Both of these processes have their strengths and weaknesses of course, but what’s easy to lose sight of at the present extraordinary moment is that an “open convention,” should Biden withdraw in the next few days, would have almost nothing to do with either of these models. Obviously an open convention would involve a jettisoning altogether of the new model, except to the extent that Kamala Harris can argue — quite forcefully in my view — that the primary process gives her candidacy a degree of democratic legitimacy that no other candidate can claim, given that primary voters were picking a Biden-Harris ticket (they were picking this ticket with no serious opposition but that in itself remains a significant fact).

Perhaps less obviously, an open convention, and whatever radically truncated campaign process takes place before it, would also have basically no resemblance to the old model of party elites making a choice after many months of formal and informal campaigning by prospective nominees. Instead, what this would be, essentially, would be a several-day job interview by aspirants to the job of Democratic candidate for president in 2024.

And that is simply a terrible model for choosing a candidate. This is so for many reasons, including the fact that reams of social science research tend to confirm that job interviews in general are a bad way of filling jobs considerably less important than president of the United States. What job interviews end up telling the interviewers is how much they like the candidate on a personal level, which is something that turns out, in general, to have almost no correlation whatsoever with future job performance.
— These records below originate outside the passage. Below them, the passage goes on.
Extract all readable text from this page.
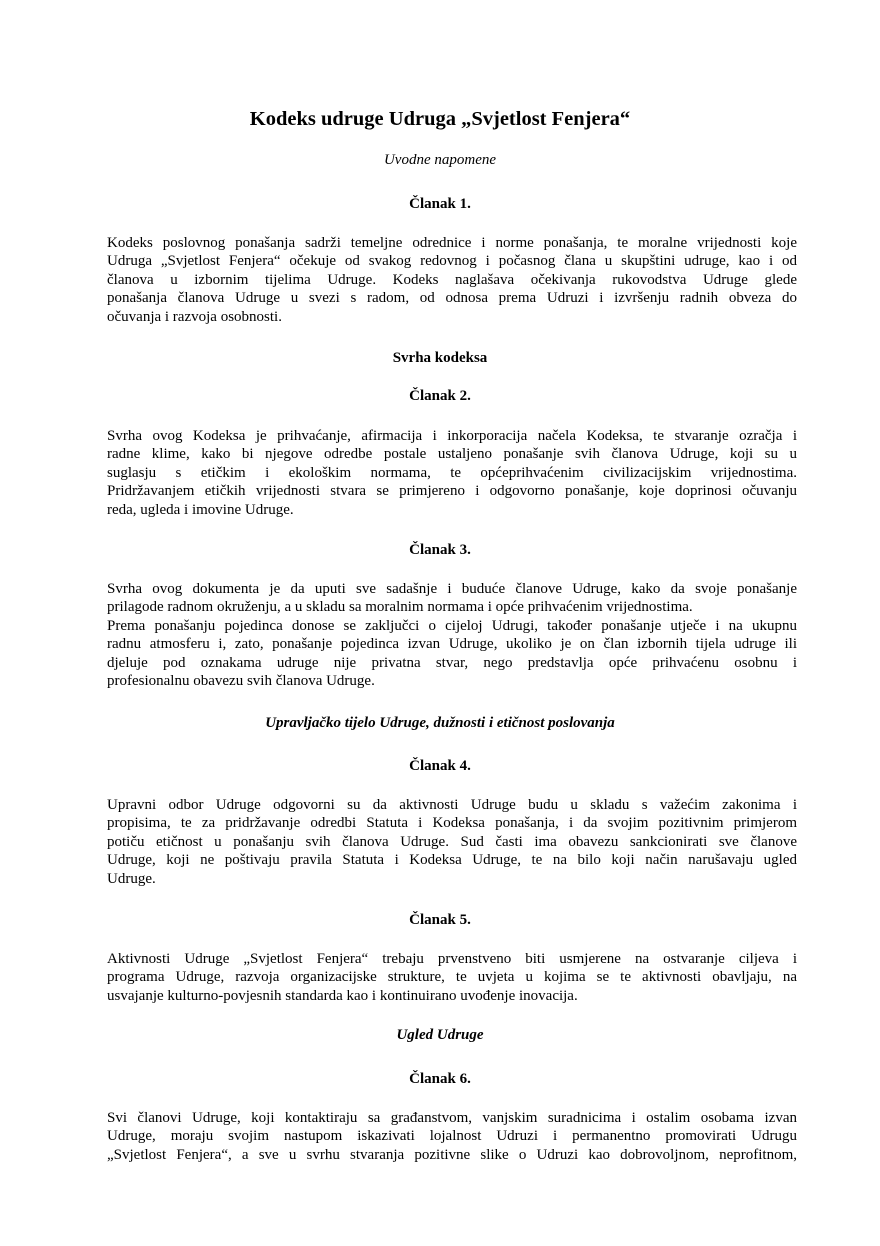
Kodeks udruge Udruga „Svjetlost Fenjera“
Uvodne napomene
Članak 1.
Kodeks poslovnog ponašanja sadrži temeljne odrednice i norme ponašanja, te moralne vrijednosti koje
Udruga „Svjetlost Fenjera“ očekuje od svakog redovnog i počasnog člana u skupštini udruge, kao i od
članova u izbornim tijelima Udruge. Kodeks naglašava očekivanja rukovodstva Udruge glede
ponašanja članova Udruge u svezi s radom, od odnosa prema Udruzi i izvršenju radnih obveza do
očuvanja i razvoja osobnosti.
Svrha kodeksa
Članak 2.
Svrha ovog Kodeksa je prihvaćanje, afirmacija i inkorporacija načela Kodeksa, te stvaranje ozračja i
radne klime, kako bi njegove odredbe postale ustaljeno ponašanje svih članova Udruge, koji su u
suglasju s etičkim i ekološkim normama, te općeprihvaćenim civilizacijskim vrijednostima.
Pridržavanjem etičkih vrijednosti stvara se primjereno i odgovorno ponašanje, koje doprinosi očuvanju
reda, ugleda i imovine Udruge.
Članak 3.
Svrha ovog dokumenta je da uputi sve sadašnje i buduće članove Udruge, kako da svoje ponašanje
prilagode radnom okruženju, a u skladu sa moralnim normama i opće prihvaćenim vrijednostima.
Prema ponašanju pojedinca donose se zaključci o cijeloj Udrugi, također ponašanje utječe i na ukupnu
radnu atmosferu i, zato, ponašanje pojedinca izvan Udruge, ukoliko je on član izbornih tijela udruge ili
djeluje pod oznakama udruge nije privatna stvar, nego predstavlja opće prihvaćenu osobnu i
profesionalnu obavezu svih članova Udruge.
Upravljačko tijelo Udruge, dužnosti i etičnost poslovanja
Članak 4.
Upravni odbor Udruge odgovorni su da aktivnosti Udruge budu u skladu s važećim zakonima i
propisima, te za pridržavanje odredbi Statuta i Kodeksa ponašanja, i da svojim pozitivnim primjerom
potiču etičnost u ponašanju svih članova Udruge. Sud časti ima obavezu sankcionirati sve članove
Udruge, koji ne poštivaju pravila Statuta i Kodeksa Udruge, te na bilo koji način narušavaju ugled
Udruge.
Članak 5.
Aktivnosti Udruge „Svjetlost Fenjera“ trebaju prvenstveno biti usmjerene na ostvaranje ciljeva i
programa Udruge, razvoja organizacijske strukture, te uvjeta u kojima se te aktivnosti obavljaju, na
usvajanje kulturno-povjesnih standarda kao i kontinuirano uvođenje inovacija.
Ugled Udruge
Članak 6.
Svi članovi Udruge, koji kontaktiraju sa građanstvom, vanjskim suradnicima i ostalim osobama izvan
Udruge, moraju svojim nastupom iskazivati lojalnost Udruzi i permanentno promovirati Udrugu
„Svjetlost Fenjera“, a sve u svrhu stvaranja pozitivne slike o Udruzi kao dobrovoljnom, neprofitnom,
A closely related point is that both the old and new models required candidates to engage in a long complex process, that in different ways bore some resemblance to what the head of a political governing party would be expected to do — engage in elaborate negotiations with different constituencies, to achieve a workable consensus on difficult issue, for example.

Under these circumstances, the candidates are going to be tested on well they come off in what will be essentially a several-day, or at best two or three week, reality TV show. It would make about as much sense to choose the candidate by holding a spelling bee or a hot dog eating contest.

The alternative to this remains straightforward: if Joe Biden chooses to withdraw, he gives his passionate, unambiguous endorsement to Kamala Harris, and urges his delegates to vote for her. This would produce an enormous upwelling of good will across the party. That would combine with an understandable unwillingness to engage in a bizarre and inevitably fractious process to choose from among a group of potential candidates who, under these circumstances, can hardly be expected to produce any real evidence that any of them would be a better choice than Harris. These factors, I believe, would assure her nomination.

But the last thing the party should do is invent some brand-new, completely improvised process, to make up for the fact that, for both good reasons and bad, the conventional process failed to produce the eventual nominee. Such a thing would not be an “open convention” so much as it would be a recipe for disaster.